表題番号:2009A-011 日付:2010/04/10
研究課題エイゼンシテイン『方法』の草稿研究、ならびにエイゼンシテイン対ヴェルトフ論争研究
研究者所属(当時) 資格 氏名
(代表者) 文学学術院 教授 大石 雅彦
研究成果概要
 本研究の課題は二つあります。エイゼンシテイン『方法』の草稿研究、ならびにエイゼンシテインとヴェルトフとの関係です。以下、それぞれの成果について述べます。
 1)『方法』は未完かつ未刊の大部の理論書であり、死後刊行された『方法1、2』(クレイマン監修)は必ずしも最良の形で構成されているとはいいがたいものです。実際、ブルガコヴァはクレイマンの提示する構成に対して疑問を投げかけています。

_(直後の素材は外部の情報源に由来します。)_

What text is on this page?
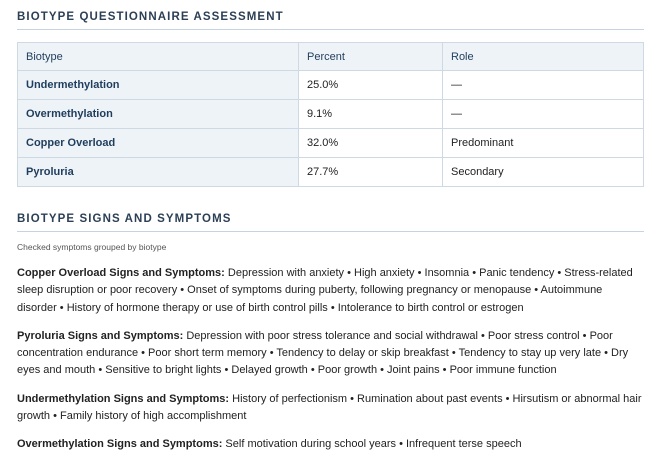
BIOTYPE QUESTIONNAIRE ASSESSMENT
Biotype	Percent	Role
Undermethylation	25.0%	—
Overmethylation	9.1%	—
Copper Overload	32.0%	Predominant
Pyroluria	27.7%	Secondary
BIOTYPE SIGNS AND SYMPTOMS
Checked symptoms grouped by biotype

Copper Overload Signs and Symptoms: Depression with anxiety • High anxiety • Insomnia • Panic tendency • Stress-related sleep disruption or poor recovery • Onset of symptoms during puberty, following pregnancy or menopause • Autoimmune disorder • History of hormone therapy or use of birth control pills • Intolerance to birth control or estrogen

Pyroluria Signs and Symptoms: Depression with poor stress tolerance and social withdrawal • Poor stress control • Poor concentration endurance • Poor short term memory • Tendency to delay or skip breakfast • Tendency to stay up very late • Dry eyes and mouth • Sensitive to bright lights • Delayed growth • Poor growth • Joint pains • Poor immune function

Undermethylation Signs and Symptoms: History of perfectionism • Rumination about past events • Hirsutism or abnormal hair growth • Family history of high accomplishment

Overmethylation Signs and Symptoms: Self motivation during school years • Infrequent terse speech
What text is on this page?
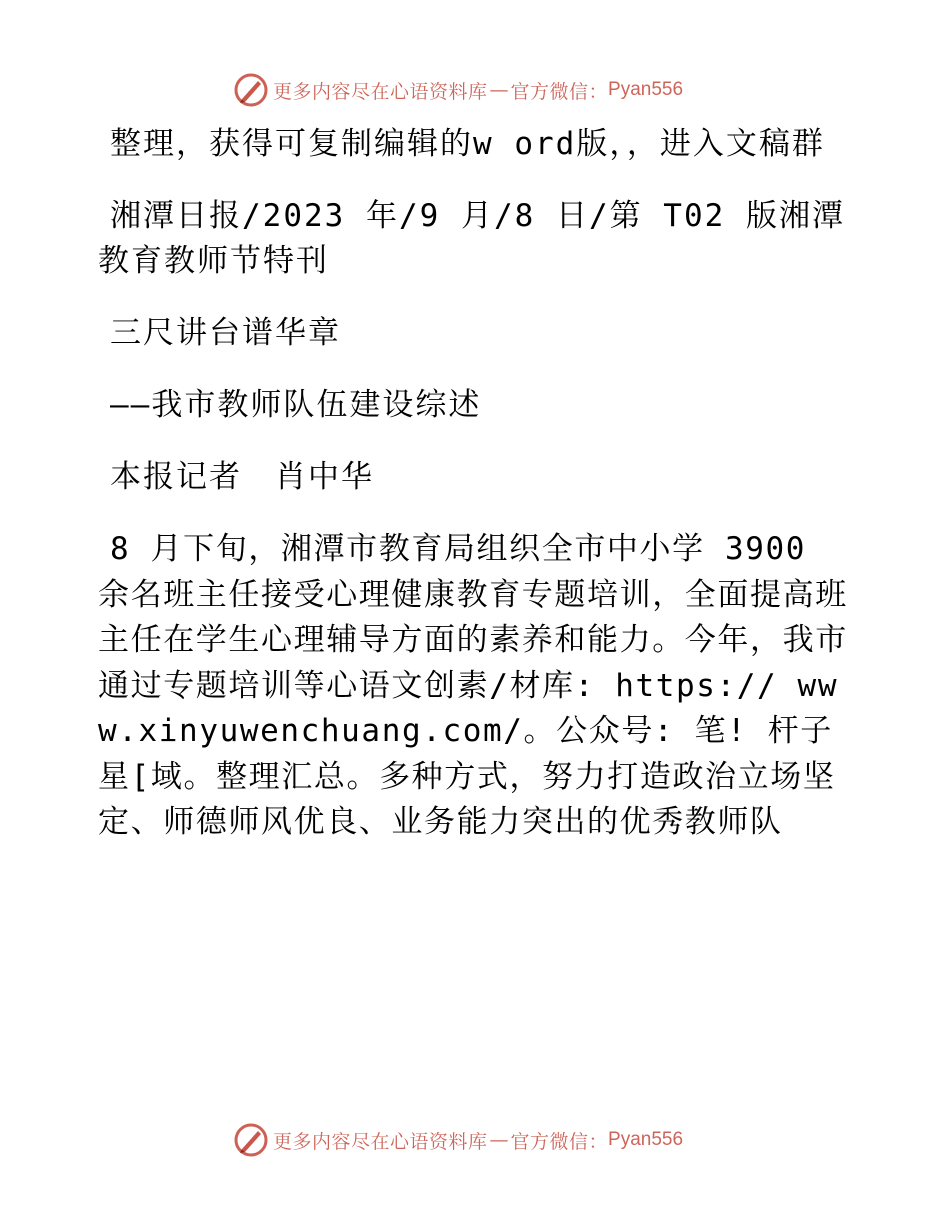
更多内容尽在心语资料库 — 官方微信： Pyan556

整理，获得可复制编辑的w ord版，，进入文稿群

湘潭日报/2023 年/9 月/8 日/第 T02 版湘潭教育教师节特刊

三尺讲台谱华章

——我市教师队伍建设综述

本报记者　肖中华

8 月下旬，湘潭市教育局组织全市中小学 3900 余名班主任接受心理健康教育专题培训，全面提高班主任在学生心理辅导方面的素养和能力。今年，我市通过专题培训等心语文创素/材库: https:// www.xinyuwenchuang.com/。公众号: 笔! 杆子星[域。整理汇总。多种方式，努力打造政治立场坚定、师德师风优良、业务能力突出的优秀教师队

更多内容尽在心语资料库 — 官方微信： Pyan556
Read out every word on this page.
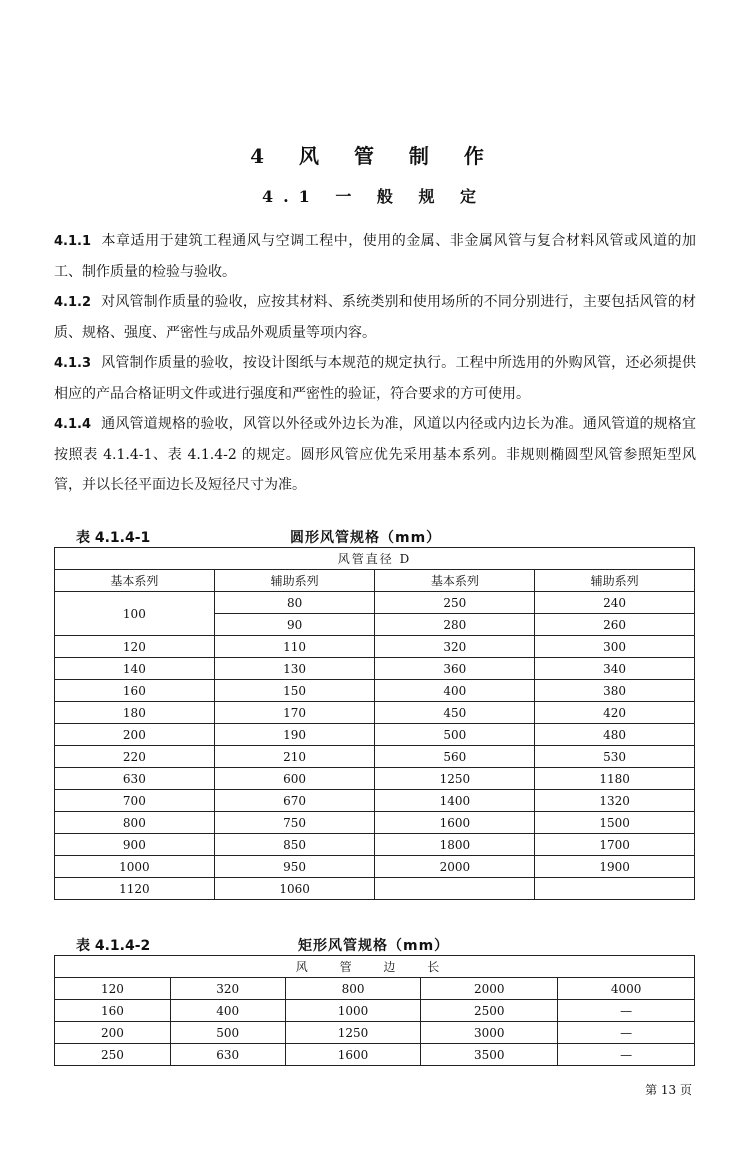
4 风 管 制 作
4.1 一 般 规 定

4.1.1 本章适用于建筑工程通风与空调工程中，使用的金属、非金属风管与复合材料风管或风道的加工、制作质量的检验与验收。

4.1.2 对风管制作质量的验收，应按其材料、系统类别和使用场所的不同分别进行，主要包括风管的材质、规格、强度、严密性与成品外观质量等项内容。

4.1.3 风管制作质量的验收，按设计图纸与本规范的规定执行。工程中所选用的外购风管，还必须提供相应的产品合格证明文件或进行强度和严密性的验证，符合要求的方可使用。

4.1.4 通风管道规格的验收，风管以外径或外边长为准，风道以内径或内边长为准。通风管道的规格宜按照表 4.1.4-1、表 4.1.4-2 的规定。圆形风管应优先采用基本系列。非规则椭圆型风管参照矩型风管，并以长径平面边长及短径尺寸为准。

表 4.1.4-1	圆形风管规格（mm）
风管直径 D			
基本系列	辅助系列	基本系列	辅助系列
100	80	250	240
	90	280	260
120	110	320	300
140	130	360	340
160	150	400	380
180	170	450	420
200	190	500	480
220	210	560	530
630	600	1250	1180
700	670	1400	1320
800	750	1600	1500
900	850	1800	1700
1000	950	2000	1900
1120	1060		
表 4.1.4-2	矩形风管规格（mm）
风 管 边 长				
120	320	800	2000	4000
160	400	1000	2500	—
200	500	1250	3000	—
250	630	1600	3500	—
第 13 页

 この構成の問題に迫るために、わたしは2009年の9月に3週間ほどモスクワに滞在し、ロシア国立文献保管所(ルガーリ)において、『方法』の草稿に、可能な限りあたりました。この短い期間では、すべてを丁寧に調べるというわけにはいかなかったのですが、クレイマン監修本の構成の問題点は、見えてきました。

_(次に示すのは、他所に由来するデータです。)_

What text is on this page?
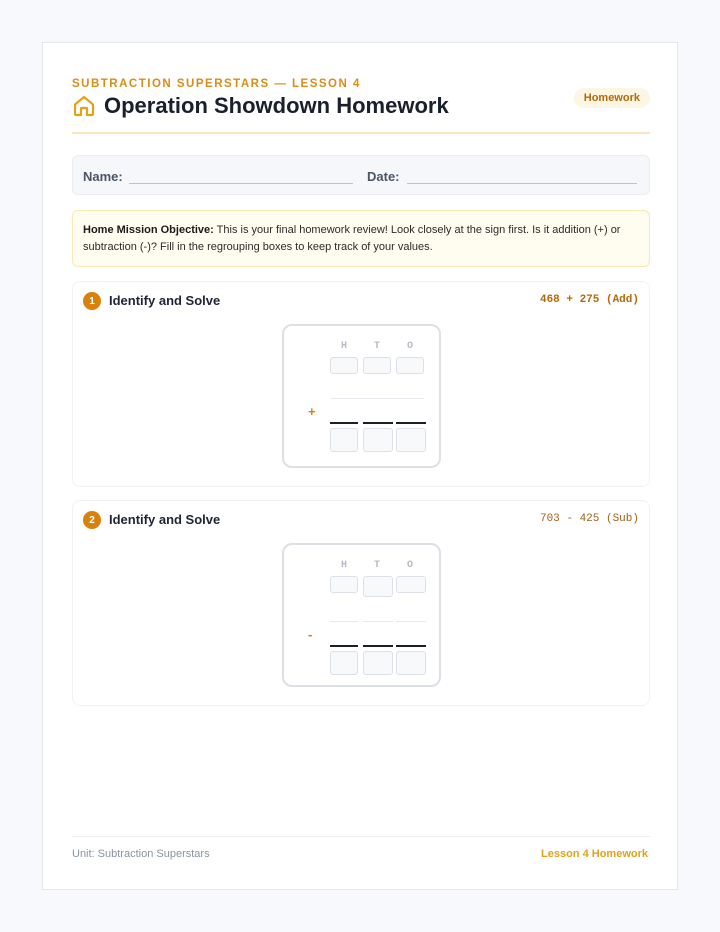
SUBTRACTION SUPERSTARS — LESSON 4
Operation Showdown Homework	Homework
Name:	Date:
Home Mission Objective: This is your final homework review! Look closely at the sign first. Is it addition (+) or subtraction (-)? Fill in the regrouping boxes to keep track of your values.
1	Identify and Solve	468 + 275 (Add)
H	T	O
+
2	Identify and Solve	703 - 425 (Sub)
H	T	O
-
Unit: Subtraction Superstars	Lesson 4 Homework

 クレイマンは幾つかの大テーマ別に草稿を分類し、そしてその分類から洩れたものを付録として括っています。草稿の本来の構成コンセプトが多方向的に、モチーフの連想によって連結されることを意図したものである以上、クレイマンのような構成法をとると、この連想運動の自由が妨げられることになります。著者の意図にそったもっとも効果的な配列法(アレンジメント)として思いうかぶのは、できる限り細かなモチーフ別の断片に全体を分割し、それらを円環状に配列するものです。そしてそれを、モチーフの連想的つながりにしたがいつつ、読みすすめていくのです。エイゼンシテインが望んでいたように、この読みには初めも終わりもありません。彼の夢がマラルメやフレーブニコフの思い描いたような一冊の本(多価関数的な)にあったからには、これ以外に、本としての構成は考えられないでしょう。『方法』は、情報体・本・世界の鎖列を考えるのに、格好のフィールドといえるでしょう。

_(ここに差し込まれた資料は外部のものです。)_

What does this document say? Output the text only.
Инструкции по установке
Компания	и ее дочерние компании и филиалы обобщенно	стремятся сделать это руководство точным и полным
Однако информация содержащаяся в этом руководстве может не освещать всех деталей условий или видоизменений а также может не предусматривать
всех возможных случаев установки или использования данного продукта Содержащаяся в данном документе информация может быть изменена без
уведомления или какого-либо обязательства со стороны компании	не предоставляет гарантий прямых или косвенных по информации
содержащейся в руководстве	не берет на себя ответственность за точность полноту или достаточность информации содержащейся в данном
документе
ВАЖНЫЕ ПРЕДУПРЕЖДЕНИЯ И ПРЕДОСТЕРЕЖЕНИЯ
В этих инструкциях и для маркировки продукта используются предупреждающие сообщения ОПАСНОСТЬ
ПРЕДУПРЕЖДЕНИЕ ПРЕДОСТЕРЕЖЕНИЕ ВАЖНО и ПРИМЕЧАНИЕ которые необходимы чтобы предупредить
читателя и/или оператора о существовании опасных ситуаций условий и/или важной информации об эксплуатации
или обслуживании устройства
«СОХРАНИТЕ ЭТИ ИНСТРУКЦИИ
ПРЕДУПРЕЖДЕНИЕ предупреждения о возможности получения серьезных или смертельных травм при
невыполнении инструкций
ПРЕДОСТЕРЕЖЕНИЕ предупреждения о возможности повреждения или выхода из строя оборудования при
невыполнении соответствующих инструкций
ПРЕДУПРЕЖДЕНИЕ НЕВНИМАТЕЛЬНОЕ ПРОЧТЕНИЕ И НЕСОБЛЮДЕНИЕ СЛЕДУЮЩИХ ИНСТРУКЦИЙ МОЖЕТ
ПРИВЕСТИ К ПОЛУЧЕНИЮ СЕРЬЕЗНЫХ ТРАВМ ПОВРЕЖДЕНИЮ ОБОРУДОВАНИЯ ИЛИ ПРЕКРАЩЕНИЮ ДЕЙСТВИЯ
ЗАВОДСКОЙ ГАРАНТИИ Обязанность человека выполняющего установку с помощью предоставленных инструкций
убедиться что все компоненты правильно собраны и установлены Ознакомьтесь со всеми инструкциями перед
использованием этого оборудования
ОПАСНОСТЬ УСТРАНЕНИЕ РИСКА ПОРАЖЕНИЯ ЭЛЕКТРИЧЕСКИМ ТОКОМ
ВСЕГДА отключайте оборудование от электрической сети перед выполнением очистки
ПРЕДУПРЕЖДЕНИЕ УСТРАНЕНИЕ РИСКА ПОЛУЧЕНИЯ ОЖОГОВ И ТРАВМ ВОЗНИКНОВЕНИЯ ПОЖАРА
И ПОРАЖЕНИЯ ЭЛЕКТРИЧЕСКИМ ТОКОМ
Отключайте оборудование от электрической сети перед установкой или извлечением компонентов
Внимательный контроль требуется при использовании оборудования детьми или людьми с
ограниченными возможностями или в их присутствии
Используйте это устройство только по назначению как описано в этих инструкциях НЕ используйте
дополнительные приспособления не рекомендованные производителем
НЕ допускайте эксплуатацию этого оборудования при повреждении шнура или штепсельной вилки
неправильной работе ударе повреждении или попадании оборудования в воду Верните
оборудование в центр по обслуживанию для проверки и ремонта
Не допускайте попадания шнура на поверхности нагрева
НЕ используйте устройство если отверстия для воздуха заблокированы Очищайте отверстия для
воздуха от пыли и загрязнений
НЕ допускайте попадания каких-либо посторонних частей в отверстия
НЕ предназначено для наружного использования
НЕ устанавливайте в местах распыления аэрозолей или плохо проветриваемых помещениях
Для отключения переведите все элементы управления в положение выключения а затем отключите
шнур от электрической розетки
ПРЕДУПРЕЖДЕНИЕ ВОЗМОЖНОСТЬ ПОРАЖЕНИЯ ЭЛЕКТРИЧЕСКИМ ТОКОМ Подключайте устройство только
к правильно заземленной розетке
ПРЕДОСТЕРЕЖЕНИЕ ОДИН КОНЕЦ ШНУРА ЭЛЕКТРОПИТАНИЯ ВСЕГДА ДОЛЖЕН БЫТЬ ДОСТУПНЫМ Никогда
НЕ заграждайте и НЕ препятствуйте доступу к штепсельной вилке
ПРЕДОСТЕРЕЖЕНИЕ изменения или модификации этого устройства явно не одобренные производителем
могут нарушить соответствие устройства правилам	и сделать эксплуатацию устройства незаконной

 2)エイゼンシテインとヴェルトフの問題に関しては、わたし自身今までにも触れてきましたが、今回改めて二人の「イノセント・アイ」の違いがどのようなものなのかを考えてみました。映画眼によって築かれるイメージ・運動・イデオロギーの連鎖に、両者ともに、肉眼にはかなわない視覚のイノセント性を見ていました。そこに異なるジャンルの「記憶」が介入する過程で、二人の差異は生まれます。1920年代初期にあっては、劇映画と非劇映画というものが、いまだジャンルとしての「記憶」を充分に確立できていなかったために、逆に二人はジャンル意識に強くしばられ、激しい衝突を繰り返すことになったのです。ドキュメンタリーと劇(物語)映画の線引きが単純にはできなくなっている今日、二人の交わした論争はより大きな意味を持つといえます。